BiC-Occ: Bi-directional Circulated 3D Occupancy Prediction for Autonomous Driving

1. Lack of novelty. The reverse projection idea mainly developed from Matrixvt, but this work is not cited in this paper. Besides, there are also some methods such as Inversematrixvt3d or OTOcc have used this idea for occupancy prediction, which also not cited in the paper. Above works also must need to be discussed.
2. Wrong main experiments. Authors should check more about the difference between the nuScene and the Occ-3D nuScenes. the main experiment shows results of the vision-based nuScene lidar segmentation and the Occ-3D nuScenes results, but the title only says it's the Occ-3D results. Besides, there are a lot of typos in this experiments, like TPVFormer using the R101-DCN. You can check the PanoOcc for the standard benchmark comparison.

Cause of the these reason, I think this paper is coarse, so make the reject decision.

[1] Inversematrixvt3d: An efficient projection matrix-based approach for 3d occupancy prediction [2] OTOcc: Optimal Transport for Occupancy Prediction [3] Matrixvt: Efficient multi-camera to bev transformation for 3d perception [4] PanoOcc: Unified Occupancy Representation for Camera-based 3D Panoptic Segmentation

a) Introducing bidirectional view transformations and multi-scale alignment modules may increase computational complexity. Although the paper emphasizes accuracy improvements, it does not thoroughly discuss potential computational overheads in practical applications.

b) Although the method is novel, the quantitative experiments in the paper do not demonstrate a significant advantage. Further work may require more refined design and parameter tuning to fully showcase the method’s potential.

1. About CIRCULATED INTERPOLATION PREDICTOR. I think upsampling and downsampling may increase ambiguity of Occ labels. Due to the "discrete" properties of voxel, upsampling and downsampling will lead to more serious ambiguity at the edge of the object. Can you provide some visualizations or detailed explanations to help the readers understand the motivation of CIRCULATED INTERPOLATION PREDICTOR more clearly.

2. The experiments are only conducted on nuscenes dataset and an additional dataset needs to be added to prove the effectiveness of the method. This experiment can prove whether the proposed method has generalization ability and avoid the impact of data bias.

3. Judging from Table 1, the improvement of the proposed method compared to COTR is relatively small. I think the additional visualizations or experiments should be added to show the advantage of the proposed method over COTR.

4. More visual results are needed. I would like to see how the sparsity and ambiguity of voxel label affect the baseline results respectively, and how the proposed method alleviates the problem. In addition, comparison with other SOTA methods is also necessary.

(1) The bidirectional view-transformation module presented in the paper is not novel, as similar methods have been proposed in FB-BEV/FB-Occ, which diminishes the technical contributions of this work. The authors need to clarify the differences between their work and the aforementioned studies, and further experimental results should be provided to demonstrate the uniqueness of their method.
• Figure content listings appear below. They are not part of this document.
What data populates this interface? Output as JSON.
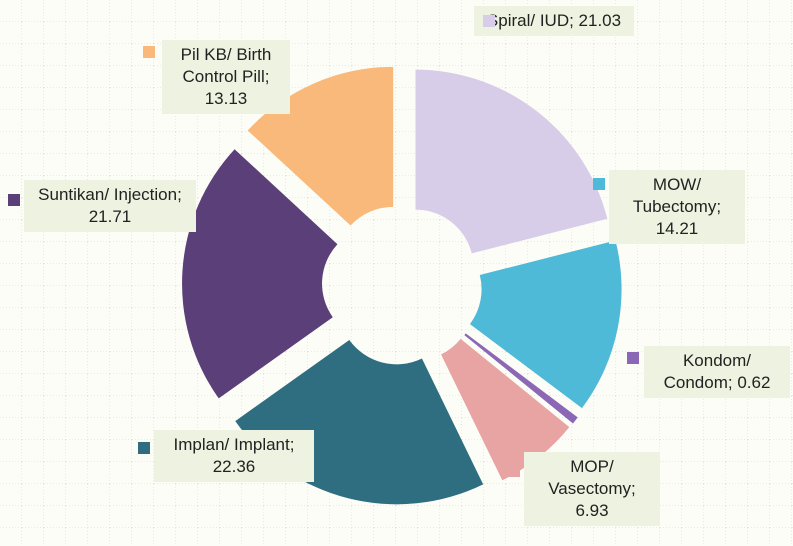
{
  "chart_data": {
    "type": "pie",
    "categories": [
      "Spiral/ IUD",
      "MOW/ Tubectomy",
      "Kondom/ Condom",
      "MOP/ Vasectomy",
      "Implan/ Implant",
      "Suntikan/ Injection",
      "Pil KB/ Birth Control Pill"
    ],
    "values": [
      21.03,
      14.21,
      0.62,
      6.93,
      22.36,
      21.71,
      13.13
    ],
    "colors": [
      "#d8cde8",
      "#4fb9d8",
      "#8b68b6",
      "#e8a3a3",
      "#2f6e80",
      "#5b3f78",
      "#f8b97a"
    ],
    "label_separator": "; "
  }
}
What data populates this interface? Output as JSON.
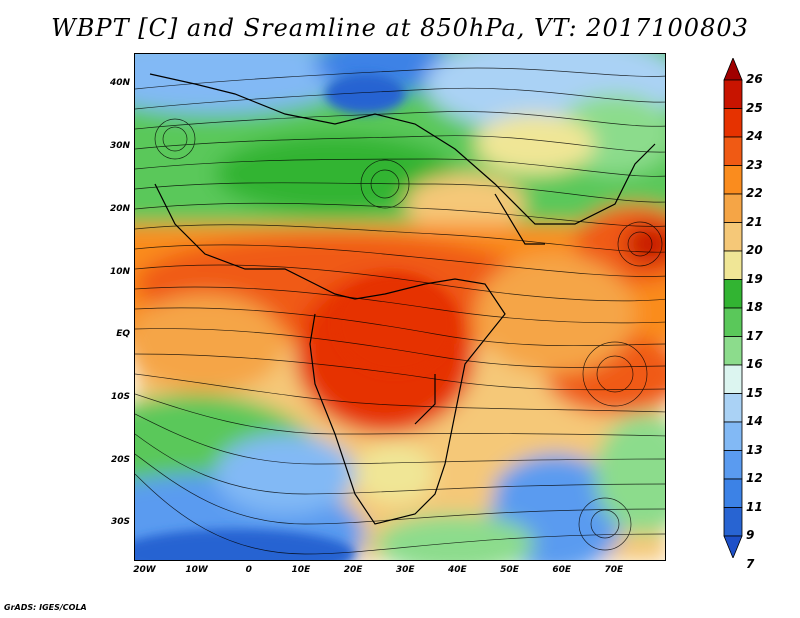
{
  "title": "WBPT [C] and Sreamline at 850hPa, VT: 2017100803",
  "credit": "GrADS: IGES/COLA",
  "map": {
    "lat_range": [
      -36,
      45
    ],
    "lon_range": [
      -22,
      80
    ],
    "lat_labels": [
      {
        "lat": 40,
        "text": "40N"
      },
      {
        "lat": 30,
        "text": "30N"
      },
      {
        "lat": 20,
        "text": "20N"
      },
      {
        "lat": 10,
        "text": "10N"
      },
      {
        "lat": 0,
        "text": "EQ"
      },
      {
        "lat": -10,
        "text": "10S"
      },
      {
        "lat": -20,
        "text": "20S"
      },
      {
        "lat": -30,
        "text": "30S"
      }
    ],
    "lon_labels": [
      {
        "lon": -20,
        "text": "20W"
      },
      {
        "lon": -10,
        "text": "10W"
      },
      {
        "lon": 0,
        "text": "0"
      },
      {
        "lon": 10,
        "text": "10E"
      },
      {
        "lon": 20,
        "text": "20E"
      },
      {
        "lon": 30,
        "text": "30E"
      },
      {
        "lon": 40,
        "text": "40E"
      },
      {
        "lon": 50,
        "text": "50E"
      },
      {
        "lon": 60,
        "text": "60E"
      },
      {
        "lon": 70,
        "text": "70E"
      }
    ]
  },
  "colorbar": {
    "levels": [
      "26",
      "25",
      "24",
      "23",
      "22",
      "21",
      "20",
      "19",
      "18",
      "17",
      "16",
      "15",
      "14",
      "13",
      "12",
      "11",
      "9",
      "7"
    ],
    "colors": [
      "#a00000",
      "#c81400",
      "#e63200",
      "#f05a14",
      "#fa8c1e",
      "#f5a546",
      "#f5c878",
      "#f0e696",
      "#32b432",
      "#5ac85a",
      "#8cdc8c",
      "#dcf5f0",
      "#aad2f5",
      "#82b9f5",
      "#5a9bf0",
      "#3c82e6",
      "#2864d2",
      "#1e50c8"
    ]
  }
}
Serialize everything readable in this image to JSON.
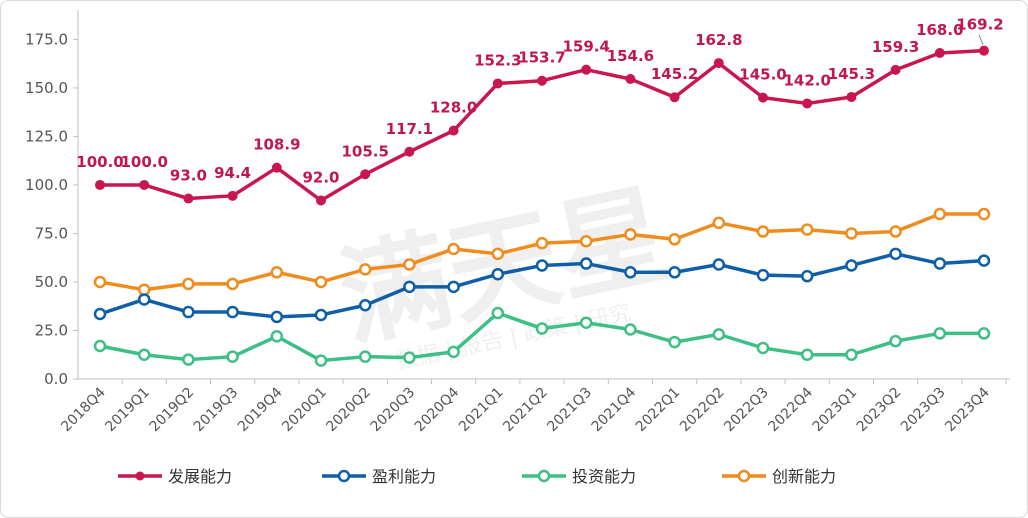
{
  "chart_data": {
    "type": "line",
    "categories": [
      "2018Q4",
      "2019Q1",
      "2019Q2",
      "2019Q3",
      "2019Q4",
      "2020Q1",
      "2020Q2",
      "2020Q3",
      "2020Q4",
      "2021Q1",
      "2021Q2",
      "2021Q3",
      "2021Q4",
      "2022Q1",
      "2022Q2",
      "2022Q3",
      "2022Q4",
      "2023Q1",
      "2023Q2",
      "2023Q3",
      "2023Q4"
    ],
    "ylim": [
      0,
      185
    ],
    "yticks": [
      "0.0",
      "25.0",
      "50.0",
      "75.0",
      "100.0",
      "125.0",
      "150.0",
      "175.0"
    ],
    "legend_position": "bottom",
    "grid": false,
    "series": [
      {
        "name": "发展能力",
        "color": "#C8174E",
        "marker": "filled",
        "labels_shown": true,
        "values": [
          100.0,
          100.0,
          93.0,
          94.4,
          108.9,
          92.0,
          105.5,
          117.1,
          128.0,
          152.3,
          153.7,
          159.4,
          154.6,
          145.2,
          162.8,
          145.0,
          142.0,
          145.3,
          159.3,
          168.0,
          169.2
        ],
        "labels": [
          "100.0",
          "100.0",
          "93.0",
          "94.4",
          "108.9",
          "92.0",
          "105.5",
          "117.1",
          "128.0",
          "152.3",
          "153.7",
          "159.4",
          "154.6",
          "145.2",
          "162.8",
          "145.0",
          "142.0",
          "145.3",
          "159.3",
          "168.0",
          "169.2"
        ]
      },
      {
        "name": "盈利能力",
        "color": "#0E5FA8",
        "marker": "hollow",
        "values": [
          33.5,
          41.0,
          34.5,
          34.5,
          32.0,
          33.0,
          38.0,
          47.5,
          47.5,
          54.0,
          58.5,
          59.5,
          55.0,
          55.0,
          59.0,
          53.5,
          53.0,
          58.5,
          64.5,
          59.5,
          61.0
        ]
      },
      {
        "name": "投资能力",
        "color": "#3DBF86",
        "marker": "hollow",
        "values": [
          17.0,
          12.5,
          10.0,
          11.5,
          22.0,
          9.5,
          11.5,
          11.0,
          14.0,
          34.0,
          26.0,
          29.0,
          25.5,
          19.0,
          23.0,
          16.0,
          12.5,
          12.5,
          19.5,
          23.5,
          23.5
        ]
      },
      {
        "name": "创新能力",
        "color": "#F08C1E",
        "marker": "hollow",
        "values": [
          50.0,
          46.0,
          49.0,
          49.0,
          55.0,
          50.0,
          56.5,
          59.0,
          67.0,
          64.5,
          70.0,
          71.0,
          74.5,
          72.0,
          80.5,
          76.0,
          77.0,
          75.0,
          76.0,
          85.0,
          85.0
        ]
      }
    ]
  },
  "watermark": {
    "main": "满天星",
    "sub": "数据 | 报告 | 政策 | 研究"
  }
}
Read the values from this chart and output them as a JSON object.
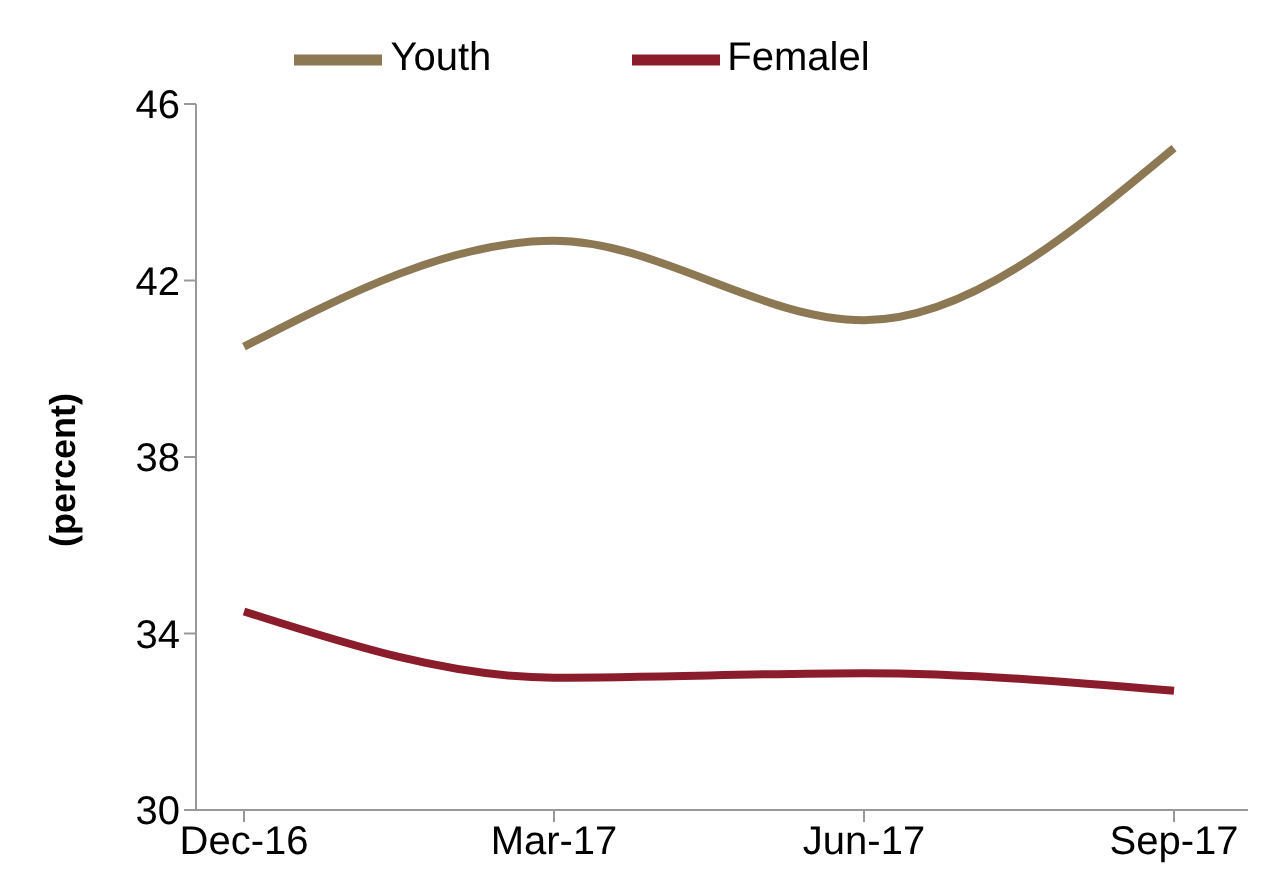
{
  "chart_data": {
    "type": "line",
    "ylabel": "(percent)",
    "categories": [
      "Dec-16",
      "Mar-17",
      "Jun-17",
      "Sep-17"
    ],
    "series": [
      {
        "name": "Youth",
        "color": "#8c7853",
        "values": [
          40.5,
          42.9,
          41.1,
          45.0
        ]
      },
      {
        "name": "Femalel",
        "color": "#8b1c2c",
        "values": [
          34.5,
          33.0,
          33.1,
          32.7
        ]
      }
    ],
    "ylim": [
      30,
      46
    ],
    "yticks": [
      30,
      34,
      38,
      42,
      46
    ],
    "grid": false,
    "legend": "top",
    "marker": "none",
    "line_style": "solid"
  }
}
(2) The experimental contributions of the paper are also relatively weak. The primary experiments are limited to results on the Occ-nuScenes dataset. The ablation study is rather simplistic, lacking unique insights into the hyperparameters of the modules. Additionally, there is no further ablation to clarify the motivation behind the module design.

(3) The paper lacks an analysis of the computational complexity of the proposed method, and the experimental section does not provide information on the number of parameters or inference speed.

1. The paper makes two significant assumptions: (A) F_img and F_BEV can be represented by the Kronecker product of two transition score matrices, and (B) the invertible view transformation can be approximated through decomposition and truncated SVD. It is unclear how these approximations effectively capture complex structural features within a scene, such as rich details or object edges, as well as the nonlinear relationships between 2D and 3D and viewpoint variations. Consequently, I suspect that the improved performance might be largely due to an increase in model size rather than inherent improvements from the proposed method.

2. While the interpolation and 3D convolution operations in the CIP module can align voxel representations across resolutions, these operations may lead to detail loss and edge blurring, particularly when mapping from low to high resolutions. As a result, fine-grained details in high-resolution outputs may not be fully preserved.

3. The parameter analysis in the ablation study focuses only on hyperparameters α and β with a few discrete values, while other potentially impactful parameters (e.g., truncation levels in tensor decomposition or interpolation scales) remain unexplored.

4. Although BiC-Occ claims to address voxel label sparsity and ambiguity, the experiments lack targeted quantitative analyses on these aspects. For example, evaluating the model’s performance specifically in sparse regions or edge-ambiguous areas could more clearly demonstrate BiC-Occ’s effectiveness in addressing these issues.

5. The experiments do not assess BiC-Occ’s computational efficiency or real-time performance. Without such evaluations, it is challenging to determine the method's feasibility for real-world applications, particularly in time-sensitive scenarios such as autonomous driving.